Materials and Methods

From February 2016, clinicians used note templates with custom structured data elements (SDEs) during routine clinical care for men with prostate cancer. We also developed an NLP algorithm to parse radical prostatectomy pathology reports and extract structured data. We compared accuracy of clinician-entered SDEs and NLP-parsed data to manual abstraction as a gold standard and compared concordance (Cohen’s κ) between approaches assuming no gold standard.

Results

There were 523 patients with NLP-extracted data, 319 with SDE data, and 555 with manually abstracted data. For Gleason scores, NLP and clinician SDE accuracy was 95.6% and 95.8%, respectively, compared with manual abstraction, with concordance of 0.93 (95% CI, 0.89 to 0.98). For margin status, extracapsular extension, and seminal vesicle invasion, stage, and lymph node status, NLP accuracy was 94.8% to 100%, SDE accuracy was 87.7% to 100%, and concordance between NLP and SDE ranged from 0.92 to 1.0.

Conclusion

We show that a real-world deployment of an NLP algorithm to extract pathology data and structured data entry by clinicians during routine clinical care in a busy clinical practice can generate accurate data when compared with manual abstraction for some, but not all, components of a prostate pathology report.

INTRODUCTION

In 2019, there will be an estimated 1.76 million Americans diagnosed with cancer.1 Each confirmed cancer diagnosis is based on histologic analysis of tissue, with results provided as a pathology report.

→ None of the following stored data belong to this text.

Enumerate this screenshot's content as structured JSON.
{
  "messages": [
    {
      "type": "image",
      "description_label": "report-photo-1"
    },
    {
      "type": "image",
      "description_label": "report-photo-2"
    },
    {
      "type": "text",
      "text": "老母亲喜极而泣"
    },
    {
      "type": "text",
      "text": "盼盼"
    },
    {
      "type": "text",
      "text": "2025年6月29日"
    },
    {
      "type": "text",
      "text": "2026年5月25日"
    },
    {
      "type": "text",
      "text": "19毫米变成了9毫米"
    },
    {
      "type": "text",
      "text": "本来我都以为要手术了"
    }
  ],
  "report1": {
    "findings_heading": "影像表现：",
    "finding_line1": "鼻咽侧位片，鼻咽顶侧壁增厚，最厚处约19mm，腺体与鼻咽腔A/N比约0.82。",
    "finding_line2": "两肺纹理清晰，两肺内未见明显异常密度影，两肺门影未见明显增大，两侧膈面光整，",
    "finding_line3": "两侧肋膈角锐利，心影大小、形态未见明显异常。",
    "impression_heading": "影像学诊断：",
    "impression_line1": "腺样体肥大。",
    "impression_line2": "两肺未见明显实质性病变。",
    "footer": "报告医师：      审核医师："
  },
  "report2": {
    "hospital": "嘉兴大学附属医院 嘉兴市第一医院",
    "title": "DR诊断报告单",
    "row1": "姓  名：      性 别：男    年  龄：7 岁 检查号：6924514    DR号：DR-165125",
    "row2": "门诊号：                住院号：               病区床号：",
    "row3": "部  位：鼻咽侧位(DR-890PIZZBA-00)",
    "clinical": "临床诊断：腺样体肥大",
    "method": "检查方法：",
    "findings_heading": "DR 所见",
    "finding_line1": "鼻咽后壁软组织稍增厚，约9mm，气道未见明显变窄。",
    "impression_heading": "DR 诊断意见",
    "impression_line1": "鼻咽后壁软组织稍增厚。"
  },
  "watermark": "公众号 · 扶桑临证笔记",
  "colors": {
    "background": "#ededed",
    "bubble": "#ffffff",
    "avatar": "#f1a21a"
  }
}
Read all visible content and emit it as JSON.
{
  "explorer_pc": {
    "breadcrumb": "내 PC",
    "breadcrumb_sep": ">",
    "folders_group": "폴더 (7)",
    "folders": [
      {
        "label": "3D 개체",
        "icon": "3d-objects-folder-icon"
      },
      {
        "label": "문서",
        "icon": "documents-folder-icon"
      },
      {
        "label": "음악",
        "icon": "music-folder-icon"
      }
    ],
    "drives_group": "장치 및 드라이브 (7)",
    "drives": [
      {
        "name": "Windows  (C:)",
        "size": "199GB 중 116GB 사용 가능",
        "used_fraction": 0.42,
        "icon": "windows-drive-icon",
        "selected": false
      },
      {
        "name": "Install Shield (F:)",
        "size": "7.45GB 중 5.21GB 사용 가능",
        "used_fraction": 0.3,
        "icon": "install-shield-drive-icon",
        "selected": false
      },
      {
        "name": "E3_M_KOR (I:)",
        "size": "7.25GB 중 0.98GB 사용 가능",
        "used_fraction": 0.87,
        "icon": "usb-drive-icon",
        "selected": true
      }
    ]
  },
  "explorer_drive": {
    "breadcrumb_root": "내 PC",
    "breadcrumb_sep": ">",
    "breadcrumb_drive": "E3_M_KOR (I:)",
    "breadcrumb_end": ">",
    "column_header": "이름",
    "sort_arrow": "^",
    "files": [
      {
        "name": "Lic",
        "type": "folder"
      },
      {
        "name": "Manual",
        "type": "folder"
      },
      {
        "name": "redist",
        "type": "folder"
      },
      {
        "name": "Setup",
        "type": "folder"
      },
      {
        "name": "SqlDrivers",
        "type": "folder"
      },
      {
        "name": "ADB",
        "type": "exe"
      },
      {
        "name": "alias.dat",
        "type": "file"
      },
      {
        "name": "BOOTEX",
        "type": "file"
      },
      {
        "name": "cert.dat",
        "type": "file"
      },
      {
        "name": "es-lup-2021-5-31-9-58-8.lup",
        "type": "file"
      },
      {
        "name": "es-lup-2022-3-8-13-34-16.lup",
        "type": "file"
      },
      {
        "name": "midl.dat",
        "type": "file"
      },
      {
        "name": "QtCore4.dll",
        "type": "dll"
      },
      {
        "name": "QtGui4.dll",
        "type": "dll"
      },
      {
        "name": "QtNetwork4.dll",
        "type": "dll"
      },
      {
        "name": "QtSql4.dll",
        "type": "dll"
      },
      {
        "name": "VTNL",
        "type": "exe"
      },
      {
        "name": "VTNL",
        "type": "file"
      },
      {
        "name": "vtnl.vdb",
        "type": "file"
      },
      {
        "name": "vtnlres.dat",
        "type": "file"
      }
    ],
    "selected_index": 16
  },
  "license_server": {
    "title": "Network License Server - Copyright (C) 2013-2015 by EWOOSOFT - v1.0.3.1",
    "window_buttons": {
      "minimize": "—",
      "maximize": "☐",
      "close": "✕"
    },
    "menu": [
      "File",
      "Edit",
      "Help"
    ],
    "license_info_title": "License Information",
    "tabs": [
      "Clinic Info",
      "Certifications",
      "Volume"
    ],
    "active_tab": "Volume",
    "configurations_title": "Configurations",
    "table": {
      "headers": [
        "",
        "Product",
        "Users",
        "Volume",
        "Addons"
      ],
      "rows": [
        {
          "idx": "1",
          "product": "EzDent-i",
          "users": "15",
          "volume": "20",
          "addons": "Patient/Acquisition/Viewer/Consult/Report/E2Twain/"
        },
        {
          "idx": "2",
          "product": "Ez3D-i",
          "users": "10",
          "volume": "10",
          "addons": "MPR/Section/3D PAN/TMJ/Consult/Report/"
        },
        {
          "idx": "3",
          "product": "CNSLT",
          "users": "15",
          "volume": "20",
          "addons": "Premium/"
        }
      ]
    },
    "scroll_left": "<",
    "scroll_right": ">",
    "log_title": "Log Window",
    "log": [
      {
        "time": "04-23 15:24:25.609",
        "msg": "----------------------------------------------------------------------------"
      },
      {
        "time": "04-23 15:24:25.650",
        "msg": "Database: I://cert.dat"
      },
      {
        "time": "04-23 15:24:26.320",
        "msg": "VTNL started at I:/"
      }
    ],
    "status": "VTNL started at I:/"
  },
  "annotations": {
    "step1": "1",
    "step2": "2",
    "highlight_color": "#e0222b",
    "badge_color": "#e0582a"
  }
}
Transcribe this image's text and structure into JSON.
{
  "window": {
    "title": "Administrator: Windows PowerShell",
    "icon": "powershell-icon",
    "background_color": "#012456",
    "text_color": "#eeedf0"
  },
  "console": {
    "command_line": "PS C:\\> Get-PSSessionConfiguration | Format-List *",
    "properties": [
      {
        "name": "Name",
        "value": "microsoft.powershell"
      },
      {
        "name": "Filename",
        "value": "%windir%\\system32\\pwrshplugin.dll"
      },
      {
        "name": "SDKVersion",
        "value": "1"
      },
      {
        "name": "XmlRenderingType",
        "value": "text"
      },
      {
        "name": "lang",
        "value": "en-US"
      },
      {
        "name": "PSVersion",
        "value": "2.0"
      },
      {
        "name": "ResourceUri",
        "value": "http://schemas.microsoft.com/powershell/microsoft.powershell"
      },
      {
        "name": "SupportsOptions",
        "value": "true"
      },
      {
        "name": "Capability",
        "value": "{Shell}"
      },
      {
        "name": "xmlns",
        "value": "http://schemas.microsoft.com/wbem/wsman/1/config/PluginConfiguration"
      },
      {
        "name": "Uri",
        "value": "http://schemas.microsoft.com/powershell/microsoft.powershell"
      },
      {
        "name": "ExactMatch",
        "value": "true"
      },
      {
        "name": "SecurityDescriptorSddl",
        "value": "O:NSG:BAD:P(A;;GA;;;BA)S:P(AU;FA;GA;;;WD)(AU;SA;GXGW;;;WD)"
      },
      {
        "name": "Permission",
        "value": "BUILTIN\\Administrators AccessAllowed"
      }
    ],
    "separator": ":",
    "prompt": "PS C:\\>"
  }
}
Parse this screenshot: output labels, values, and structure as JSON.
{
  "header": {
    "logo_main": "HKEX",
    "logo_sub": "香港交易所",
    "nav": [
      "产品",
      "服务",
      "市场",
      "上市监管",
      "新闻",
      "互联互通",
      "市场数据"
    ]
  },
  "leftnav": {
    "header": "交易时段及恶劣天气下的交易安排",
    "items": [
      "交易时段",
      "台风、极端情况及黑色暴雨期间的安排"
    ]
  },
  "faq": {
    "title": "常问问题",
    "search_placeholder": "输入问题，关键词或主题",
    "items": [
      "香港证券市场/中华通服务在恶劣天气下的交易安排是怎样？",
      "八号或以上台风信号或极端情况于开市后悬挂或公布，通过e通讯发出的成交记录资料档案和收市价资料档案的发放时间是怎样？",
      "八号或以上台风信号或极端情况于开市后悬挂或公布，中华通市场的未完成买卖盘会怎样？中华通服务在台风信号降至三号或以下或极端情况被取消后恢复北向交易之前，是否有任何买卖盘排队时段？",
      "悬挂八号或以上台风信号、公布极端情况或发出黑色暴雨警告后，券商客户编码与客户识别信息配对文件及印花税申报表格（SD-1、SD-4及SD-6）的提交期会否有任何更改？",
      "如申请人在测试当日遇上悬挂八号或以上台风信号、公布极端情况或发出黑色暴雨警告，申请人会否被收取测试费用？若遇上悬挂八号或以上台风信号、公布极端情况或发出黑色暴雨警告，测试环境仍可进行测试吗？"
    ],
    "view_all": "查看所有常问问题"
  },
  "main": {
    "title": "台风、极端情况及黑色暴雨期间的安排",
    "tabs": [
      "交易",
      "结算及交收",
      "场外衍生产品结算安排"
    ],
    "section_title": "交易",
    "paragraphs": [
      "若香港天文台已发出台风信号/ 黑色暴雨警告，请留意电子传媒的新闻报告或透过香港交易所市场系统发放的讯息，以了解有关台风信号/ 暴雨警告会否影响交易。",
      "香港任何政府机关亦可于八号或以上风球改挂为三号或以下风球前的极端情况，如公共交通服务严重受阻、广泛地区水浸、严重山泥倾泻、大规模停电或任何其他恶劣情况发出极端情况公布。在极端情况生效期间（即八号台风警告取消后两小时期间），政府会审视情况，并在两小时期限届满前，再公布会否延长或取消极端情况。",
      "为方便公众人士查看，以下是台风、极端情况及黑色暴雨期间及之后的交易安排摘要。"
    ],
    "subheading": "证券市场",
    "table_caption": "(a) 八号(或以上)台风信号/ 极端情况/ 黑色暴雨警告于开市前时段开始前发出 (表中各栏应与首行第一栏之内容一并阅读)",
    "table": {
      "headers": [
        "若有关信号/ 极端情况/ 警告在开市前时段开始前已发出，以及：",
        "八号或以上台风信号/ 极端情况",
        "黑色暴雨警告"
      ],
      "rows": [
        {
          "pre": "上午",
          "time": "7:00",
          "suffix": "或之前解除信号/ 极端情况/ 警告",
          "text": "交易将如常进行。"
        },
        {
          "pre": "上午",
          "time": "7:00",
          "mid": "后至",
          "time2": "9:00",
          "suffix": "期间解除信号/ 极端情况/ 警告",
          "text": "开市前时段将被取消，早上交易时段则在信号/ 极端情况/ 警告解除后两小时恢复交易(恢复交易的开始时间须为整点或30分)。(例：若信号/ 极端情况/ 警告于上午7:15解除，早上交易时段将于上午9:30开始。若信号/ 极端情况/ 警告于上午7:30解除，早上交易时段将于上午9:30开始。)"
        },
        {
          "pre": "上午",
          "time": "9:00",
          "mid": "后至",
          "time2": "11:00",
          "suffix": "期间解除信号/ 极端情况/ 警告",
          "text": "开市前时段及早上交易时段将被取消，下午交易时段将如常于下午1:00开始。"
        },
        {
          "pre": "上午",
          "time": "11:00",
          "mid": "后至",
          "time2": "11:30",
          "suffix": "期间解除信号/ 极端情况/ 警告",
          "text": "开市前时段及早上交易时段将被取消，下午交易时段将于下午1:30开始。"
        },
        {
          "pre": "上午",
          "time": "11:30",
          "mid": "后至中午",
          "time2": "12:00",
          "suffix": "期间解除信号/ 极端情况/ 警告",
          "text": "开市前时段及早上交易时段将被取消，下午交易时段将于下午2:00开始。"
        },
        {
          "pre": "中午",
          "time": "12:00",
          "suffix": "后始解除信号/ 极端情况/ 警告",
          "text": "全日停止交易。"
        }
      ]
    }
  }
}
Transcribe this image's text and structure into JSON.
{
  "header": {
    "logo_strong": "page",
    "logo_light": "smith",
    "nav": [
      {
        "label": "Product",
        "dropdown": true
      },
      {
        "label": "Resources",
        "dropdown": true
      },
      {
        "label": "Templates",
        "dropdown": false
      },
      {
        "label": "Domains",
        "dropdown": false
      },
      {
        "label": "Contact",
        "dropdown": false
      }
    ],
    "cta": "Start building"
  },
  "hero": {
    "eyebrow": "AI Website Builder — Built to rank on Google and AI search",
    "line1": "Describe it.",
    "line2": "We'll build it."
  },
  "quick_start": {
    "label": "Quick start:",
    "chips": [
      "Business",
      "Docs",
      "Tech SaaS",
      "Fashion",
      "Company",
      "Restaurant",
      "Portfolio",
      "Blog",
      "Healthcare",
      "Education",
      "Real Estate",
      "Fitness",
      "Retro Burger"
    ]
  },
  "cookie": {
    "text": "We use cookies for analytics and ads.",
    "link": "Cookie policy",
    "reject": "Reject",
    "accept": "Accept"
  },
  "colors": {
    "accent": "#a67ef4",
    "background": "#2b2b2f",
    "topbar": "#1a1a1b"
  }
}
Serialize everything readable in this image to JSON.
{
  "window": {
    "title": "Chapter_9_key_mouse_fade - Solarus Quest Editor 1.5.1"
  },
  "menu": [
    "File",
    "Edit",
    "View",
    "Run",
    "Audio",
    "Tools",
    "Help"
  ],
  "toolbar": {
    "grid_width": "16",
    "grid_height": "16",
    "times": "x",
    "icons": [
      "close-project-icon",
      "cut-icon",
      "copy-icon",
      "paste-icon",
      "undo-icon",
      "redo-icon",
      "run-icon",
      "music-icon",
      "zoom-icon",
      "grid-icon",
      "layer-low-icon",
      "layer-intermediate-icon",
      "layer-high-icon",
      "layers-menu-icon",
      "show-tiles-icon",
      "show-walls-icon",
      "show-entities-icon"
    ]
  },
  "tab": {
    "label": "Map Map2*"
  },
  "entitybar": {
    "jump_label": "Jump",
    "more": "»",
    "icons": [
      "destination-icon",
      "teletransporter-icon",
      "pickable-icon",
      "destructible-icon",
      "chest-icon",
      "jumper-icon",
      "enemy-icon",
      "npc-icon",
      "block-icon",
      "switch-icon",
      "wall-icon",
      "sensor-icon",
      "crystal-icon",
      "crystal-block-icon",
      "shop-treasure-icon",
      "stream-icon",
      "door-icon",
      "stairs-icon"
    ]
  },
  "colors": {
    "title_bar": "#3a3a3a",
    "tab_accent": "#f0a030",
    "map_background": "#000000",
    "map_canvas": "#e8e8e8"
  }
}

These pathology findings are critical for risk stratification and prognostication, treatment selection, post-treatment surveillance, clinical trial enrollment, and biomedical research. However, this critical information—even when recorded using structured data—is locked away as unstructured free-text documents in most electronic health record (EHR) systems, greatly limiting its use and generally requiring manual abstraction for data capture.

CONTEXT

  • Key Objective

  • Can natural language processing be used to extract accurate detail from prostate cancer pathology reports and, when combined with clinician structured data entry, approach the accuracy of manual data abstraction?

  • Knowledge Generated

  • Both a rules-based natural language processing approach and structured data entry during routine clinical documentation provide high accuracy (> 91%) for fields like Gleason Score, margin status, extracapsular extension, seminal vesicle invasion, and TN stage in a real-world setting. They are also highly concordant with each other.

  • Relevance

  • By using a parallel natural language processing and structured data approach, detailed and high-quality prostate pathology data can be generated for use in clinical care, research, and quality improvement initiatives.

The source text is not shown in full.